Beim Wertewelten-Forum in Tübingen haben die Nobelpreisträger Herta Müller und Wole Soyinka über Grenzen gesprochen.

Psychologie und Partnerschaft: Eva-Maria Manz (ema)

Tübingen - Herta Müller, diese zarte Frau, diese Handwerkerin! Niemand ist so versiert im Sammeln und Aneinanderfügen der Wörter wie sie. Beim achten Wertewelten-Forum in Tübingen fragt der Literaturprofessor Jürgen Wertheimer die Nobelpreisträgerin: „Wie kommst du zu den ganzen Wörtern?“ – „Ich schneide sie aus“, antwortet die Collagenkünstlerin Herta Müller und kichert fast ein wenig.

 

Auf dem Podium ist man sich vertraut. Jürgen Wertheimer, der Grandmaster des Studium generale in Tübingen, hat die Autorin schon seit Jahrzehnten immer wieder zu Lesungen eingeladen, ihre literarischen Arbeiten wertgeschätzt. Und wenn Herta Müller dann da ist und Wertheimer sie befragt, ist der Hörsaal voll besetzt, und 18-jährige Studenten, Wissenschaftler und das ruheständlerische Tübinger Bürgertum finden kopfnickend zueinander.

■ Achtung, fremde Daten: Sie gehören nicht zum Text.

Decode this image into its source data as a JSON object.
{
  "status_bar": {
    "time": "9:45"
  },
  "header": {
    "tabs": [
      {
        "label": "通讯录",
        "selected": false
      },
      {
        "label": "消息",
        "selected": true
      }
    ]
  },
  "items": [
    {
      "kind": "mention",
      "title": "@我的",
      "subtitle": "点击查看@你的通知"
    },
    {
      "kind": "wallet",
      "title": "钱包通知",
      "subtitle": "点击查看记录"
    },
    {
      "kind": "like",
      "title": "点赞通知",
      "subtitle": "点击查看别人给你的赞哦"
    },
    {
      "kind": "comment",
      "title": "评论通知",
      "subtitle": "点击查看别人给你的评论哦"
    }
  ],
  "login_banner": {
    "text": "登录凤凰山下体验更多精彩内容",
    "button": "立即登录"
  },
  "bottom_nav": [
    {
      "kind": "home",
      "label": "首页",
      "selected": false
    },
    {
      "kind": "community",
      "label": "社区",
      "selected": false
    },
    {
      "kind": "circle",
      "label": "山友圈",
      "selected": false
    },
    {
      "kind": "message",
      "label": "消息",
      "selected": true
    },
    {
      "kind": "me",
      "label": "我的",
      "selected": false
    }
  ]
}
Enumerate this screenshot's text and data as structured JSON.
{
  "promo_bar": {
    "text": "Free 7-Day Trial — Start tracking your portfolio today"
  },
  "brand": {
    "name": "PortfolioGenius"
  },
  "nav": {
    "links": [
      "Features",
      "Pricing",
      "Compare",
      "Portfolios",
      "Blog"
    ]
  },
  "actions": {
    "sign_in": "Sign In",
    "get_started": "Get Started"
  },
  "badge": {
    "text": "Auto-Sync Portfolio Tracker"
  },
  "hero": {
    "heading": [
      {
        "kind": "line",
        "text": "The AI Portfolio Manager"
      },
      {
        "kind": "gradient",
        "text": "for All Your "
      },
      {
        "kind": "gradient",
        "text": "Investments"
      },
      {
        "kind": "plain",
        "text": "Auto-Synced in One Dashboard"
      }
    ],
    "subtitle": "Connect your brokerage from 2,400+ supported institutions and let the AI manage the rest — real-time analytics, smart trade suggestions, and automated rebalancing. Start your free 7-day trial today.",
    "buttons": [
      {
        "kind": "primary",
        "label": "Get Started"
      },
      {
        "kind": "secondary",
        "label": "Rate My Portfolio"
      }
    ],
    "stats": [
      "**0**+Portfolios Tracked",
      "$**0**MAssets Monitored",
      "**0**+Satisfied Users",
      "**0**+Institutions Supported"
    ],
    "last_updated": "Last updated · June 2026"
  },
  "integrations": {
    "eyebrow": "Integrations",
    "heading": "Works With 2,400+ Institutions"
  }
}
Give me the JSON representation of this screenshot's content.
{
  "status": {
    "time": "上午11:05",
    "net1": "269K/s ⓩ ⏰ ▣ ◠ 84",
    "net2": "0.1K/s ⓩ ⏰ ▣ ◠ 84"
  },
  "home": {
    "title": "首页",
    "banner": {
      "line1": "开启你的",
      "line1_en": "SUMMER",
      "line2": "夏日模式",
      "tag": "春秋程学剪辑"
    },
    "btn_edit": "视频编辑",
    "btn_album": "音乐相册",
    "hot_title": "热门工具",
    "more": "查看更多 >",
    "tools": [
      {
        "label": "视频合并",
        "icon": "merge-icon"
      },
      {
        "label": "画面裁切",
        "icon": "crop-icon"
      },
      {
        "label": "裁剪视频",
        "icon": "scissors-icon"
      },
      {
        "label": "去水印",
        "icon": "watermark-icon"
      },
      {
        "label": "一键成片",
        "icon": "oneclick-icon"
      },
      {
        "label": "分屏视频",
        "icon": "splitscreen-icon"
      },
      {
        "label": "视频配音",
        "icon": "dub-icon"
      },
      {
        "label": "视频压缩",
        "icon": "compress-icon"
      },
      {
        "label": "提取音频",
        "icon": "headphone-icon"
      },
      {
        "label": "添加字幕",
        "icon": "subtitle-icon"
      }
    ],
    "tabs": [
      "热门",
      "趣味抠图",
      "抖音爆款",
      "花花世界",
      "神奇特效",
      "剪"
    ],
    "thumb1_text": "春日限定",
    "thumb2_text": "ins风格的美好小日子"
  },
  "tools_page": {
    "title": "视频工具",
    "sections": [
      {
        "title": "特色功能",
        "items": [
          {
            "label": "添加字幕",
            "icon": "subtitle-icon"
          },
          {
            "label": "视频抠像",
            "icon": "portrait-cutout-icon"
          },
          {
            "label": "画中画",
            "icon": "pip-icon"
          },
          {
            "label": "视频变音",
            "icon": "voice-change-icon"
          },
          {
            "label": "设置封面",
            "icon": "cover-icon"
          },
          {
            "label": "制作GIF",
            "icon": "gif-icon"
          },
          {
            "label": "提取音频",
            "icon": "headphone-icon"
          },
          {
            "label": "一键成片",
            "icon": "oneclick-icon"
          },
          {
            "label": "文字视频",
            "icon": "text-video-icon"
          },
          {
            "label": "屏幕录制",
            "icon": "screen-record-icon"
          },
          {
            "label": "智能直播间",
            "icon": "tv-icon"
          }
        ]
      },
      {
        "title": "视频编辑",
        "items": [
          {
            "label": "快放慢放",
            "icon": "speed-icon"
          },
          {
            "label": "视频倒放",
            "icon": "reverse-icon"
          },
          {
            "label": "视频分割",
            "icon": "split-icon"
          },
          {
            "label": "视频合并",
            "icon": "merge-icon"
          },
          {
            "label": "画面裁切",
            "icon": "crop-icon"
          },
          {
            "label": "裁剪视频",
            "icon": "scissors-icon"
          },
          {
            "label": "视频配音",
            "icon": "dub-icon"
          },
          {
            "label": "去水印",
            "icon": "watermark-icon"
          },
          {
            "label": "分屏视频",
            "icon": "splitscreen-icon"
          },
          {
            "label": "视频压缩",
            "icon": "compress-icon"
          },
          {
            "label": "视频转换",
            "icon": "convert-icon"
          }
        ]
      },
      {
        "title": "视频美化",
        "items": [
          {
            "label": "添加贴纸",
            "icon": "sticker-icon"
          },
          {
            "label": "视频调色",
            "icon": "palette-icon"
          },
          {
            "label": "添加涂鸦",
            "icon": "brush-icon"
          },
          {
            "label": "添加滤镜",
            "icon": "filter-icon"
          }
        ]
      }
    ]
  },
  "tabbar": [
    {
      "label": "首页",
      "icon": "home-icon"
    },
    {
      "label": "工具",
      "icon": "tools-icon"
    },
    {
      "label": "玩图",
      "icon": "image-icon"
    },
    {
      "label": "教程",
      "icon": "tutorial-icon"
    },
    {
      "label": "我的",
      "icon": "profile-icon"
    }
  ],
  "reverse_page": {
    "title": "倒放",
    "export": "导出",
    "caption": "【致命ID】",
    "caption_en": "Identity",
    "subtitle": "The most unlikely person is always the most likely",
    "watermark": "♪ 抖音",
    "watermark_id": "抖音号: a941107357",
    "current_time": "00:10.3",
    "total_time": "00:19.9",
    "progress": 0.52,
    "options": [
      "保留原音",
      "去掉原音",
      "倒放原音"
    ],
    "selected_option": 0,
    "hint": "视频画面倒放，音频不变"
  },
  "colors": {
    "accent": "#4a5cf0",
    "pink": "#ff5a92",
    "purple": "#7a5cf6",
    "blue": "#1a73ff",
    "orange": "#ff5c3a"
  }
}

Die Wörter kommen in Schubladen

Herta Müller liest ihre Gedichtcollagen von einer Projektion an der Wand ab, spricht mit diesem rollenden R die spitzen, harten Sätze. Die klingen so: „Der Tod ist eine schmale kahle Meterware.“ Jedes Wort ist einzeln aus Illustrierten ausgeschnitten, die in Deutschland so bunt sind, wie sie es niemals waren in Rumänien, dem Heimatland der Autorin.

Herta Müller sortiert die ausgeschnittenen Wörter in Schubladen („Ich habe Tausende Wörter, wenn ich sie nicht wegräume, stauben sie ein!“). Irgendwann holt sie ihre Wörter wieder heraus, baut sie wie Legosteine zusammen, zu Sätzen, ganz intuitiv. Sorgfältig muss das sein. Und eine Ordnung haben, der Platz ist begrenzt, gerade postkartengroß, die Zeilen stehen im Blocksatz.

Eigentlich möchte man diese kleinen Wortwunderwerke ihres neuesten Bandes „Vater telefoniert mit den Fliegen“ gar nicht zitieren, nicht darüber schreiben, wie es wahrscheinlich Hunderte von Germanisten in ihren Abschlussarbeiten tun und damit weiße Vorgartenzäune bauen für die Lyrik dieser Herta Müller. Doch einsperren lassen sich die Sprache dieser Autorin und auch sie selbst schon lange nicht mehr.

Wenn ein Wort zur Grenze wird

Um Grenzen ging es dieses Mal in Tübingen: Sie sind das Thema dieses Wertewelten-Forums, bei dem Forscher und Autoren aus aller Welt Ideen austauschen. Auch der nigerianische Autor und Nobelpreisträger Wole Soyinka war zum Forum eingeladen. Und wer zuvor den Eindruck hatte, mit der Globalisierung wären die Grenzen verschwunden, dem musste es doch auffallen, dass die Schwelle zur Literatur Afrikas hier hoch zu sein scheint: Wole Soyinkas Bücher sind kaum mehr auf dem deutschen Buchmarkt erhältlich. Dass die Autorin Herta Müller unter einer Grenze etwas anderes versteht als die meisten Anwesenden an diesem Eröffnungsabend in Tübingen, das weiß, wer ihre Texte und ihre Geschichte kennt. In jeder Sprache säßen doch „andere Augen in den Wörtern“ hat Müller schon 2001 in „Heimat ist das, was gesprochen wird“ beobachtet.

Akzeptieren wir am Ende also die Differenz, die Grenzen, die es aller Globalisierung zum Trotz gibt, fragte das Forum. Oder suchen wir Übergänge? Die Grenze, das ist für Herta Müller aber immer jene, die einst um ihr Land gebaut war, an der Menschen ermordet wurden. Ihre Toleranz gegenüber manchen Wörtern hat daher selbst Grenzen: ein Wort wie „Schusslinie“ würde sie nie ausschneiden. „Es kann schon sein, dass ich mit meinen Wörtern etwas zusammensetzen möchte, das zerbrochen war.“ Und an der Grenze zu den falschen Worten liegt manchmal nur das Schweigen – eine Sprache für sich.